Here, under section 29 of the Workmen’s Compensation Law, the cause of action against the defendant has been assigned by operation law to the plaintiff who is entitled to a sum equal to the total amount of compensation awarded to the injured employee, plus the expenses for medical treatment paid by it, plus reasonable and necessary expenditures incurred in effecting a recovery, plus one third of the excess, but two thirds of the excess shall be forthwith paid to the injured employee. Such an extraordinary cause of action calls for extraordinary pleadings, practice and evidence to afford adequate protection to all concerned.

As to the injured employee, justice would be best served by allowing his interest to be alleged in the complaint; allowing counsel on both sides to comment upon his interest in their openings and summations; allowing counsel to question the injured employee about his interest in direct and cross-examination; allowing the court to charge the jury upon the law affecting his interest; allowing the injured employee to have legal counsel of his own choosing to advise him of Ms rights and duties during the entire litigation, as amicus curia, or otherwise; so long as no prejudice shall result to the main portion of the cause of action in the sound, judicial discretion of the trial court.

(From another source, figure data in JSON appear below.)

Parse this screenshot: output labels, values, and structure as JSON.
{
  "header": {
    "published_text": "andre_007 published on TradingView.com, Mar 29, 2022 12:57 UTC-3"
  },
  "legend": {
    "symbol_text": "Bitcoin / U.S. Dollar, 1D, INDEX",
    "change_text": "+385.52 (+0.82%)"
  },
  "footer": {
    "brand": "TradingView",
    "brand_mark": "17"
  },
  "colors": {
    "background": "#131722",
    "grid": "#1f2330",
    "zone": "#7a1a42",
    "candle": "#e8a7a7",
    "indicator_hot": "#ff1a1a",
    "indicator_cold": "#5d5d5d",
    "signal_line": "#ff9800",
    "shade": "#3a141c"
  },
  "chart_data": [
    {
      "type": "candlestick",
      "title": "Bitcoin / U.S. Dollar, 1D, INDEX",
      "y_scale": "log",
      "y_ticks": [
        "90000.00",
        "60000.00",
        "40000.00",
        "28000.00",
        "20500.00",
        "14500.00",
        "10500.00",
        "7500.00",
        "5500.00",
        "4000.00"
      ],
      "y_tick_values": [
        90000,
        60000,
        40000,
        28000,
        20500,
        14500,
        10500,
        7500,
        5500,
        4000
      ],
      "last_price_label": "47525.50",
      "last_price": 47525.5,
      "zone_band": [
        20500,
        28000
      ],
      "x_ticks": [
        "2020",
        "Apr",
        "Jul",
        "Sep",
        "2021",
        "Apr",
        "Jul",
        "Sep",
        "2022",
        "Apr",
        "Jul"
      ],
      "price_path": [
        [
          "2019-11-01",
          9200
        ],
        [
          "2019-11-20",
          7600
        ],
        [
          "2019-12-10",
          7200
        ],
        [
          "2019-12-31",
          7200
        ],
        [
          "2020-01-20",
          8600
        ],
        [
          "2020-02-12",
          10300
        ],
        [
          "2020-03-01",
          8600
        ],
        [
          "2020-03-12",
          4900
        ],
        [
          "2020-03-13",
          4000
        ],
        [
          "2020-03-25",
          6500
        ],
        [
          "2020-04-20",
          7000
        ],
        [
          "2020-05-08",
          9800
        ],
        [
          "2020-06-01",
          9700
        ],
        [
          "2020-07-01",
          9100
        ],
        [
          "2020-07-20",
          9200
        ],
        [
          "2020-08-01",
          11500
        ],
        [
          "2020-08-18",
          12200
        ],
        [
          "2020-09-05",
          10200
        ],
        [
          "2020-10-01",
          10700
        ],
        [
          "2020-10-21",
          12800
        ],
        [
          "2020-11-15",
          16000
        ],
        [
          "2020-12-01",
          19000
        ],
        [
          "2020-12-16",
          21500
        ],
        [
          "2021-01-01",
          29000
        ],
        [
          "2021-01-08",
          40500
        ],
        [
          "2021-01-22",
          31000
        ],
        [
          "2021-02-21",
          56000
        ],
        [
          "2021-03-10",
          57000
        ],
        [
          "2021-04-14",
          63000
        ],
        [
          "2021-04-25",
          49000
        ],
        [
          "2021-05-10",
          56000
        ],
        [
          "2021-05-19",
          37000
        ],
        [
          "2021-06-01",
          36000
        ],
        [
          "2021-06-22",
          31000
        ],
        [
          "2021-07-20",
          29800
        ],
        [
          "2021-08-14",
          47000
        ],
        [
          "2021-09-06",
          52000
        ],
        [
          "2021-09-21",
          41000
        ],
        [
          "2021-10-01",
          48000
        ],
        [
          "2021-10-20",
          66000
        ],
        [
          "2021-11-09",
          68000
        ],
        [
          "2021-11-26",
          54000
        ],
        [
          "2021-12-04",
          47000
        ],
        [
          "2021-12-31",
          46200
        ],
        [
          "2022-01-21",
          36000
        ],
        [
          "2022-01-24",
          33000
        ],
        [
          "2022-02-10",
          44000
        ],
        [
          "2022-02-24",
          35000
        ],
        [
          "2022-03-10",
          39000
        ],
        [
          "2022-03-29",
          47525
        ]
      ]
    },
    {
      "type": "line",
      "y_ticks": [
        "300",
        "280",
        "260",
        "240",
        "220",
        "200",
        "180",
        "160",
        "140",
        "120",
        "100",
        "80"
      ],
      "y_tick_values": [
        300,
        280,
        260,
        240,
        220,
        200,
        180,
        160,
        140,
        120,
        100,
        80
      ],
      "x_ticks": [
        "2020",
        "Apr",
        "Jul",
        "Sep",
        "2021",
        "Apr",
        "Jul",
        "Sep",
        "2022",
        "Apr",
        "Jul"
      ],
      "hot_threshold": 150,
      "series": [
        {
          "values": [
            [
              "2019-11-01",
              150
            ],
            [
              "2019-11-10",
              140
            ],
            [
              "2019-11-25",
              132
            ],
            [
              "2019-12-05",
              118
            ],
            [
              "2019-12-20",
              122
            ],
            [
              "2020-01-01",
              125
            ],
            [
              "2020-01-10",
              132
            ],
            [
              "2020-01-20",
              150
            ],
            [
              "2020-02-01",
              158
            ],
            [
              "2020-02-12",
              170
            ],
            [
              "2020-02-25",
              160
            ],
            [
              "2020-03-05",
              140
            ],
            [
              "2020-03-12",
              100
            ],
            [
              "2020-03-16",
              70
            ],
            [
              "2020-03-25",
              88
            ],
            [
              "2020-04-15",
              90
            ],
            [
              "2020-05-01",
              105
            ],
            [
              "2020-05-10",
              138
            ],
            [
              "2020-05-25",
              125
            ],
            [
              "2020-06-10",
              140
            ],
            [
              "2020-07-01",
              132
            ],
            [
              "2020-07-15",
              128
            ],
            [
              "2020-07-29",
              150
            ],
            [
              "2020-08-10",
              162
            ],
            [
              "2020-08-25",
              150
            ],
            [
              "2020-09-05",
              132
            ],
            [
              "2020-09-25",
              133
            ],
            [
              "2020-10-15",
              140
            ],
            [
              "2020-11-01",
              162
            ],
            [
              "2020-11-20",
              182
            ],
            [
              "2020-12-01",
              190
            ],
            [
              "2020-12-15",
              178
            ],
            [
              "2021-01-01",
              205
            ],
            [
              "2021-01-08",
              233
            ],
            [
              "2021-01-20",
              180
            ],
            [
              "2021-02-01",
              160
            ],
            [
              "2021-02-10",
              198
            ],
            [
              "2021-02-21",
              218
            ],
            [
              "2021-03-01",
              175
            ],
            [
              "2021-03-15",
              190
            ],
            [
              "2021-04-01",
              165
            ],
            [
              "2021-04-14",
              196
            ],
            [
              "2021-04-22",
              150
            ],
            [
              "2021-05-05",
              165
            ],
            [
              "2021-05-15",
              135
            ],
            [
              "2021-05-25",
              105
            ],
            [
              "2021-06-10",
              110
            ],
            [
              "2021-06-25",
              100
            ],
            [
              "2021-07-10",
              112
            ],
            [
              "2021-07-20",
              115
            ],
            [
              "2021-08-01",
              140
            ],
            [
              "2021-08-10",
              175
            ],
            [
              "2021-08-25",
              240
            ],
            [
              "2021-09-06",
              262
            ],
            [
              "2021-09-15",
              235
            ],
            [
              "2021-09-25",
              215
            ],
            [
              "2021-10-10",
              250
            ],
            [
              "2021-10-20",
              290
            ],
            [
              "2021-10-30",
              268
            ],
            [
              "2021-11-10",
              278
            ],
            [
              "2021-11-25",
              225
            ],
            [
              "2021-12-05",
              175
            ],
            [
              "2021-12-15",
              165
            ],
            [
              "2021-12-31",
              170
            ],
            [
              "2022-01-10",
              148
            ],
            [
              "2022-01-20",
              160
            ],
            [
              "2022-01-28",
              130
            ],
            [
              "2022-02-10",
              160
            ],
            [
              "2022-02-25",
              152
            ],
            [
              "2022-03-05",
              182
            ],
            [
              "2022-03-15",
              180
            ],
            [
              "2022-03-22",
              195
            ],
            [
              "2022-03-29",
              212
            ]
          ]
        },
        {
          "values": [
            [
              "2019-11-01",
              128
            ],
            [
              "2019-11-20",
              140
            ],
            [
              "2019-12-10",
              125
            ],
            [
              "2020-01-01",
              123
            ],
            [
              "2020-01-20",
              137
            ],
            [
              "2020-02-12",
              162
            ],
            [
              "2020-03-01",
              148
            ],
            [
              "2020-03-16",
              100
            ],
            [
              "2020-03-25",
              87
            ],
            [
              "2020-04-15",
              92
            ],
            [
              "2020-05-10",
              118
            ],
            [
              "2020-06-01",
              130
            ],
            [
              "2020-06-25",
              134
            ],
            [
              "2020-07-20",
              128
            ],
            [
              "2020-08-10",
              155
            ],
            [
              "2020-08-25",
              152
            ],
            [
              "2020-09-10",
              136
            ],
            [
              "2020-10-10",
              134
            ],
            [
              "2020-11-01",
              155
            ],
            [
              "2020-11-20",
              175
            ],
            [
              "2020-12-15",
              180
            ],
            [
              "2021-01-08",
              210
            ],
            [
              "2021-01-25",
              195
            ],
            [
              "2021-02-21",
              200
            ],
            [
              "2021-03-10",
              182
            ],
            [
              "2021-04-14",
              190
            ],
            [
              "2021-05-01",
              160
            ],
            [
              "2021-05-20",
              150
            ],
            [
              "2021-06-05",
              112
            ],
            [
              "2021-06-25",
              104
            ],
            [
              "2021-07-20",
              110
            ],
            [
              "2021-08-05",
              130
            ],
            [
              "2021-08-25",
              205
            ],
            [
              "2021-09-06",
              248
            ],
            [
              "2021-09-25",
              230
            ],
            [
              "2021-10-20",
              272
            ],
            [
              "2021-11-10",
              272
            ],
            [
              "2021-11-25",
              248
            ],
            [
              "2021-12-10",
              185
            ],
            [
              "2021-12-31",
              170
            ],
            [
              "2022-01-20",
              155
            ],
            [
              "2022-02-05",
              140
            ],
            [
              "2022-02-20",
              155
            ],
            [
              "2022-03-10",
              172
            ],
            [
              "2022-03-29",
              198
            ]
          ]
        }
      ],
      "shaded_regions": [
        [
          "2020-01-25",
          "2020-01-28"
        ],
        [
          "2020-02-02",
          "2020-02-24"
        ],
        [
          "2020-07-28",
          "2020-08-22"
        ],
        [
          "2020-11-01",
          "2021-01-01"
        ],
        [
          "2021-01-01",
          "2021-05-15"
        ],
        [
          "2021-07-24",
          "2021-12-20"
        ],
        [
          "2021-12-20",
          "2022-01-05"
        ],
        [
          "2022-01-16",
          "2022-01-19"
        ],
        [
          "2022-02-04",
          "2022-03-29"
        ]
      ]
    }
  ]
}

Instructions to the jury alone are insufficient, and merely delay to the end of the trial what the jury should know from *576the beginning. Truth and justicé are so irrevocably commingled that to stifle one is to destroy the other. Nothing less will suffice.

Nevertheless, since the court’s discretion is nullified by stare decisis in this case, the motion shall be granted.

Motion granted. Prepare and submit order accordingly.